In March 1775, Arnold joined the Connecticut militia as a captain and just two months later received a colonel’s commission in the Massachusetts Committee of Safety after he offered plans for attacking the British outpost at Fort Ticonderoga in northern New York. The mission was a success and Arnold garnered accolades for his performance, but he resigned his commission after a disagreement with another militia leader. He then set out to return home to serve in Connecticut. Bad news seemed to have a way of reaching Arnold whenever he was traveling, and he was on the road when he learned his wife had died.

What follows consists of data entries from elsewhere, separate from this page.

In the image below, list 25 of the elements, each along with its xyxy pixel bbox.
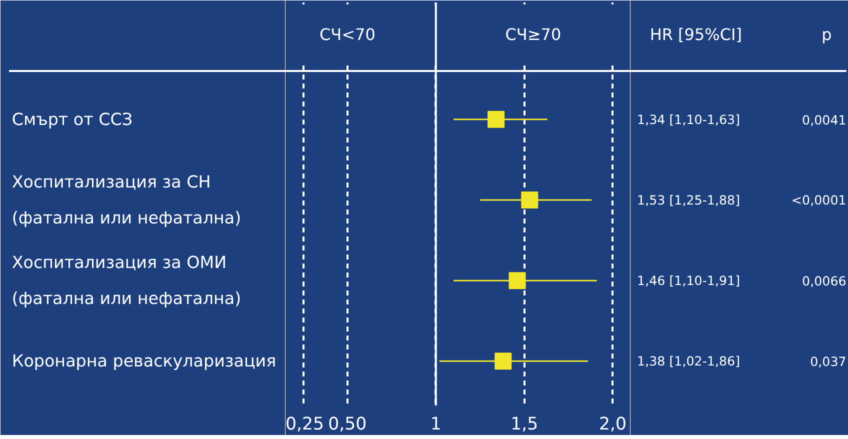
x-tick-label: 1,5 (510, 414, 538, 434)
point (521, 191, 538, 208)
point (494, 352, 512, 370)
text: 0,0066 (802, 274, 846, 289)
text: 0,0041 (802, 112, 846, 128)
data-label: 1,53 [1,25-1,88] (637, 192, 740, 208)
text: СЧ<70 (319, 25, 376, 44)
data-label: 1,46 [1,10-1,91] (637, 273, 740, 288)
y-tick-label: Хоспитализация за СН (фатална или нефатална) (12, 172, 242, 228)
x-tick-label: 0,25 (286, 414, 324, 434)
y-tick-label: Коронарна реваскуларизация (12, 352, 276, 371)
text: <0,0001 (791, 192, 846, 208)
text: p (822, 25, 832, 44)
text: 0,037 (810, 354, 846, 370)
x-tick-label: 0,50 (328, 414, 367, 434)
data-label: 1,34 [1,10-1,63] (637, 112, 740, 127)
text: СЧ≥70 (505, 25, 562, 44)
point (488, 110, 505, 128)
x-tick-label: 1 (430, 414, 442, 434)
text: HR [95%CI] (650, 25, 742, 44)
data-label: 1,38 [1,02-1,86] (637, 354, 740, 369)
y-tick-label: Хоспитализация за ОМИ (фатална или нефатална) (12, 253, 242, 308)
y-tick-label: Смърт от ССЗ (12, 110, 133, 129)
x-tick-label: 2,0 (599, 414, 627, 434)
point (508, 272, 526, 290)
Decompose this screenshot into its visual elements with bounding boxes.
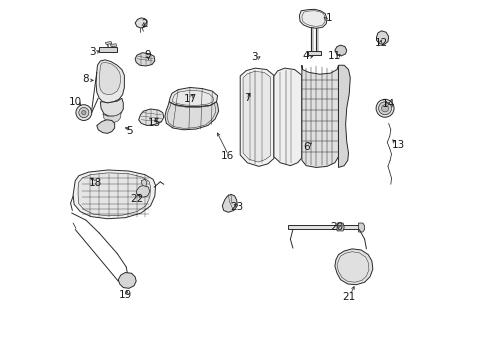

Over the next few years, Arnold was involved in a number of key American victories and distinguished himself as an insightful strategist and able officer. But his talents were not nearly so celebrated as Arnold believed was his due. His advice was often heeded, though he was not sought out as a leader; he was passed over for command and promotion several times, which deeply wounded his ego. He became a polarizing figure, either loved or loathed by his comrades in arms. Those who argued in his favor pointed to his keen understanding of strategy and shrewd assessments of the enemy’s vulnerabilities. Those who argued against him pointed to his quick temper, his growing pessimism toward the success of the American war effort, and his apparent motivation by personal glory and gain. Colonel John Brown, one of Arnold’s rivals, prophetically wrote of him in 1777: “Money is this man’s God, and to get enough of it he would sacrifice his country.”